La habían conducido por los jardines desiertos en la noche, tirando de ella. Debía admitir que no estaban siendo bruscos, pero la situación no era, en ningún término, de agradecer. Sus dientes castañetearon mientras la hacían bajar una serie de firmes escalones.

—¿A dónde me lleváis? —preguntó, por primera vez en mucho rato, rompiendo el silencio de la noche a finales de mayo. Oyó algún murmullo tras ella, una ligera risa. Ahí había más de tres personas, pero ninguno se dignaba a responder a sus preguntas, y seguiría sin saber qué querían hacer con ella.

El césped dejó de hacerle cosquillas a sus tobillos descubiertos cuando sus zapatillas mojaron el asfalto. ¿Qué hora sería?

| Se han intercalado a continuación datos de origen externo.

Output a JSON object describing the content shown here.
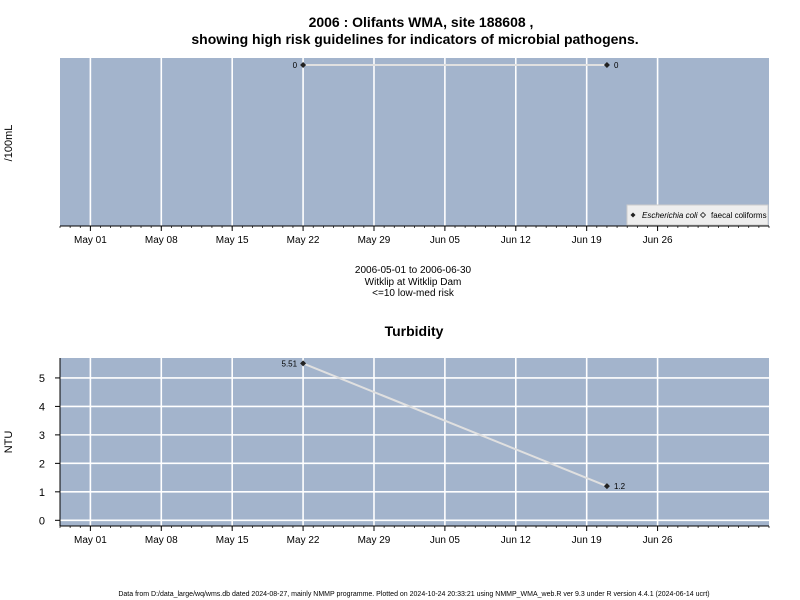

Ya era tarde cuando dejó la biblioteca, pero tenía la sensación de que ahora les cubría la madrugada. Sus pies tropezaron consigo mismos, pero nadie permitió que cayese al suelo. Varios brazos la sujetaron y pararon la procesión. Fue en ese momento cuando se dio cuenta de que todos iban a su paso. Nadie se adelantaba o se quedaba atrás. Todos los pies habían frenado cuando ella había tropezado.